What i did notice the megs dried the panel about 5x faster and worked into the paint making it much much nicer to use, the slickness is, well amazing, you notice this next wash you almost drop your microfibre, the sonax you kinda spread and walk away and leaves no nice feel.

Megs dont buy retail twice, instead if you like it get the big 3.8l tub of Xpress wax, same ingrediants for the cost of 2 retail sprays

Im testing dodo juice this week as they do bulk for cheap too.

Looks wise sonax brings out my scratches, the megs hides them more.

I like one for summer one for winter as i dry down.

One last thing, shout out to Demon Shine - I used it all winter (when washing is more a chore than fun) and bought their trade version (car plan hi rinse) for £9 for 5 litres ( i bought 10 litres!), you can dilute and spray it everywhere and makes a great budget drying aid, costing literally 2p - ingrediants its silicone and fragrance in a tub, but people love it, no protection but thats not a problem if you have a wax already.
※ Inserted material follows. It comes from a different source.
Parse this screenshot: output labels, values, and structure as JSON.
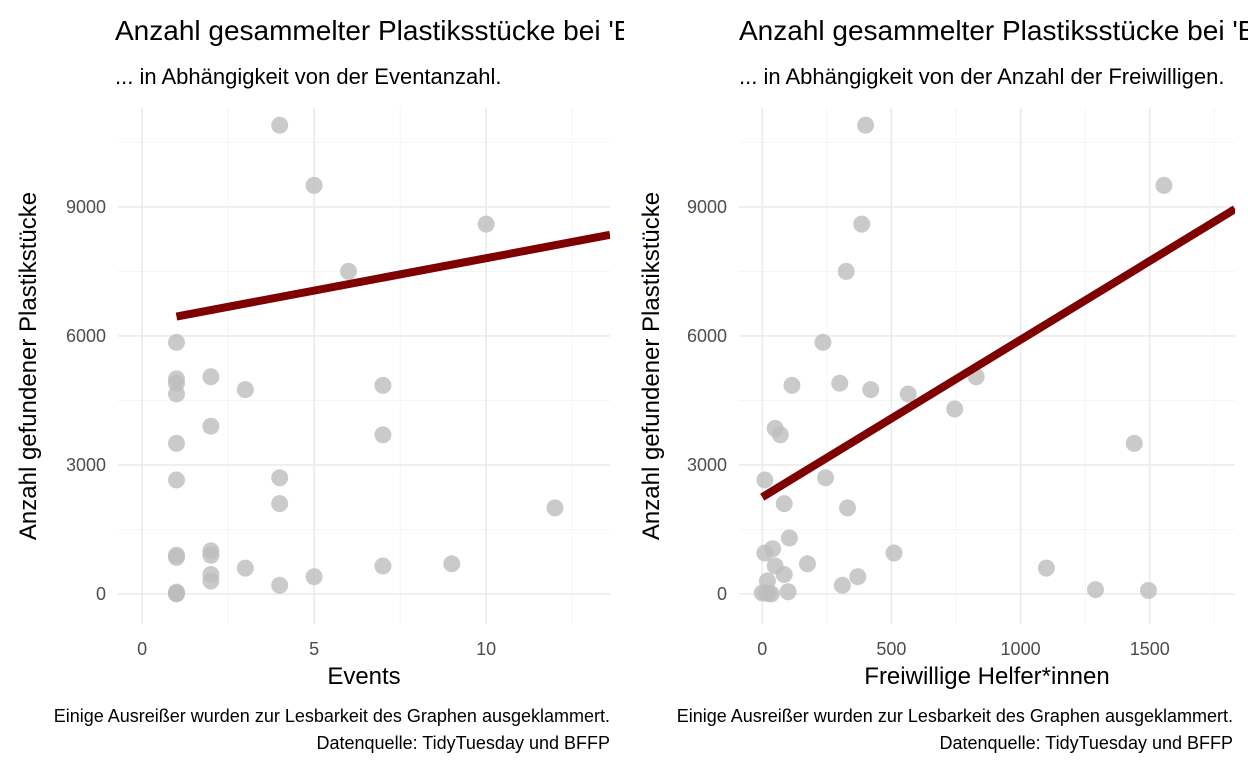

Ive diluted it downt to what they suggest (a glug in 5 litres) and it works amazing so it could literally last you years. I always have some as backup.


----------



## SuperchargedLlama (Apr 25, 2008)

NorthantsPete said:


> Yes - its good. SOme dont get on with it or whing oe streaking - never had that, can only imagine they are doing somethign wrong or there is grease on the paint.


The streaking seems to be from too much product or applying a hot panel from what I've been reading (and from Forensic Detailing's tests).


----------



## NorthantsPete (May 18, 2016)

Mother-Goose said:


> The streaking seems to be from too much product or applying a hot panel from what I've been reading (and from Forensic Detailing's tests).


yet i just did mine in 38 degree heat... im wlays on hot panels... liek you say too much probably, less is more in this case


----------